The treatment of paraspinal and spinal metastases with spinal radiosurgery represents a natural extension of the principles of intracranial stereotactic radiosurgery. However, spinal radiosurgery is a far more complicated process than intracranial radiosurgery. Larger treatment volumes, numerous organs at risk, and the inability to utilize rigid, frame-based immobilization all contribute to the substantially more complex process of spinal radiosurgery.
Beyond the convenience of a shorter duration of treatment for the patient, spinal radiosurgery affords a greater biological equivalent dose to a metastatic lesion than conventional radiotherapy fractionation schemes. This appears to translate into a high rate of tumor control and fast pain relief for patients. The minimally invasive nature of this approach is consistent with trends in open spinal surgery and helps to maintain or improve a patient's quality of life. Spinal radiosurgery has expanded the neurosurgical treatment armamentarium for patients with spinal and paraspinal metastasis.
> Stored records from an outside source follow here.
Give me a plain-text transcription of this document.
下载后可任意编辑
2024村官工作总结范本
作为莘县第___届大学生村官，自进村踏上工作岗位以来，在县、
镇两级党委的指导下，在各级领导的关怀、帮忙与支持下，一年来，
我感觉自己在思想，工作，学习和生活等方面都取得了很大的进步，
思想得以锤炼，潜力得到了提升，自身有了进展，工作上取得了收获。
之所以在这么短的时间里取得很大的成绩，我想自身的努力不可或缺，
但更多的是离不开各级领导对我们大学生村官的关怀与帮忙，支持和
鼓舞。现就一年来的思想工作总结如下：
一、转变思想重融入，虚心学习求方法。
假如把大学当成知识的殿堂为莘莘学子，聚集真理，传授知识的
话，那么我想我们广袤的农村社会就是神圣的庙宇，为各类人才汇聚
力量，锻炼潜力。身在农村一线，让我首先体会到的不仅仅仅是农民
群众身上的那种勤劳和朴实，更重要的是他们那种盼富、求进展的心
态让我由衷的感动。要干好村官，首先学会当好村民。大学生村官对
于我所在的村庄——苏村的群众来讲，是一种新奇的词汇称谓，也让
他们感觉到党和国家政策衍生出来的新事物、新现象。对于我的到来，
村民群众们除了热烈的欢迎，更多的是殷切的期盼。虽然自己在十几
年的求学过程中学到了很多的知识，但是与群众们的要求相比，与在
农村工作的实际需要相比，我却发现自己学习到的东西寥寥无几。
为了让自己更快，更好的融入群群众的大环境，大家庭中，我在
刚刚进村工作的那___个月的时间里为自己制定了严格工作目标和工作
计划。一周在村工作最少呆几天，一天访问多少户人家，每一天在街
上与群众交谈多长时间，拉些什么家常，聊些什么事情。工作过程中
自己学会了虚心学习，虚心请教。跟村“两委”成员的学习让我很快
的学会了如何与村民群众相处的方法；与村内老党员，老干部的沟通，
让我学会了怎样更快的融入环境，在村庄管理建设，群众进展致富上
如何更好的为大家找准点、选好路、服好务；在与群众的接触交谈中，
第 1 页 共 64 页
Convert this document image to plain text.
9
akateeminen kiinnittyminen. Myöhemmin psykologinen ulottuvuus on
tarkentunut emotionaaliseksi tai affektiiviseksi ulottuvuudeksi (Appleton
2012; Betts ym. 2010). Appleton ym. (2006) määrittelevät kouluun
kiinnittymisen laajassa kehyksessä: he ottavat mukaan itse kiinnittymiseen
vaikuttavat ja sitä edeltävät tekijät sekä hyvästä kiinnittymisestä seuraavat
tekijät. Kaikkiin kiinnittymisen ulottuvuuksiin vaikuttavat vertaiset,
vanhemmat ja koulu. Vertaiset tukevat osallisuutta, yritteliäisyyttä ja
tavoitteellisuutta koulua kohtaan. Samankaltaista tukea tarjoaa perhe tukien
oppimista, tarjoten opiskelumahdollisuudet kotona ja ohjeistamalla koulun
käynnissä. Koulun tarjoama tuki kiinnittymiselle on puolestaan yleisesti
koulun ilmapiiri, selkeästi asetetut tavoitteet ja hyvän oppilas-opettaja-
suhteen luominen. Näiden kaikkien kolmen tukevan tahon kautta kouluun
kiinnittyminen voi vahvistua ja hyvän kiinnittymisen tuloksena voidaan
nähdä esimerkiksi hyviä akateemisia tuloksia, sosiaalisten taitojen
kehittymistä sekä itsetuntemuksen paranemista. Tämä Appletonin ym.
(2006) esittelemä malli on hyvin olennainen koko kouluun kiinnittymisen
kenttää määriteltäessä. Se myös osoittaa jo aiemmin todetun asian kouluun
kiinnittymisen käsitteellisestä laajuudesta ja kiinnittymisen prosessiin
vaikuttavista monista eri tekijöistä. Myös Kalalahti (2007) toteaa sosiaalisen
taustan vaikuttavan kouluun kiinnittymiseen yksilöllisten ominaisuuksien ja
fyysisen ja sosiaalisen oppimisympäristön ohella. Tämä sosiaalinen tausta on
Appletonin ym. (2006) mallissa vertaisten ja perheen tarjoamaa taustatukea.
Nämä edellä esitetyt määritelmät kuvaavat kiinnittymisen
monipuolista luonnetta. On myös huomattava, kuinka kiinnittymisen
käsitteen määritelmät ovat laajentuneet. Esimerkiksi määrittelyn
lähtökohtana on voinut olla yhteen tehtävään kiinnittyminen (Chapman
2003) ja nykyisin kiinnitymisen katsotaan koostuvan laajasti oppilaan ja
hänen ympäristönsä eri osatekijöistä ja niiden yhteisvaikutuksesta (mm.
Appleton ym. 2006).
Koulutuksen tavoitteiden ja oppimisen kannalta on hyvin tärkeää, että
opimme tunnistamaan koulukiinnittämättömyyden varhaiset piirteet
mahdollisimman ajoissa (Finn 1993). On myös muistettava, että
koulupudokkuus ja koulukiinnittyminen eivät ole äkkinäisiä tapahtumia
Spinal radiosurgery is not considered in the domain of traditional Gamma Knife radiosurgery (GKRS) setup. The major obstacles in GKRS for upper cervical spine lesions remain in difficulty of frame fixation, avoiding collision and maintaining the integrity of the relative position of the lesion from image acquisition to treatment.
The supraorbital margin remains the standard lowest fixation point for Leksell stereotactic system.
Tripathi et al., describe fixation at the maxilla to target and treat upper cervical spine lesions (up to C3 vertebra) with measures to ensure cervical immobilisation and precision of the GKRS treatment.
They have treated two patients at the upper cervical spine up to C3 vertebra by fixing anterior pillars of the Leksell stereotactic frame at the maxilla. To ensure cervical immobilisation and precision of treatment, the neck was immobilised with a Philadelphia collar. The relative position between the head and sternum with the couch from image acquisition to the radiation delivery was kept constant. Docking angle was kept neutral (90 degrees) throughout the treatment (from image acquisition to actual treatment).
The maxilla is a potential alternative for stereotactic frame fixation. Measures to ensure cervical immobilisation with lower-down frame position permits treatment of lesions as low as C3 vertebra 1).
Local therapy to spine tumors has been shown to be effective in selected cases. Spinal radiosurgery (SRS) is an evolving radiotherapy regimen allowing for noninvasive, highly efficacious local treatment. The learning curve can compromise the results of any newly employed technology and should be studied to minimize its effects. In this paper the first 100 SRSs performed at several medical centers are presented and analyzed for the effects of the learning curve on outcome. METHODS A retrospective analysis was undertaken to evaluate data from patients treated with SRS at Sheba Medical Center and Assuta Medical Centers in the period from September 2011 to February 2016. Medical history, clinical and neurological findings, pathological diagnoses, SRS variables, complications, and follow-up data were collected and analyzed. Local control rates were calculated, and local treatment failure cases were qualitatively studied. RESULTS One hundred treatment sessions were performed for 118 lesions at 179 spinal levels in 80 patients. The complication rate was low and did not correlate with a learning curve. Mean follow-up time was 302 days, and the overall local control rate was 95%. The local control rate was dose dependent and increased from 87% (among 35 patients receiving a dose of 16 Gy) to 97% (among 65 patients receiving a dose of 18 Gy). The 6 treatment failure cases are discussed in detail. CONCLUSIONS Spinal radiosurgery is a safe and effective treatment. Comprehensive education of the treating team and continuous communication are essential to limit the effects of the learning curve on outcome 2).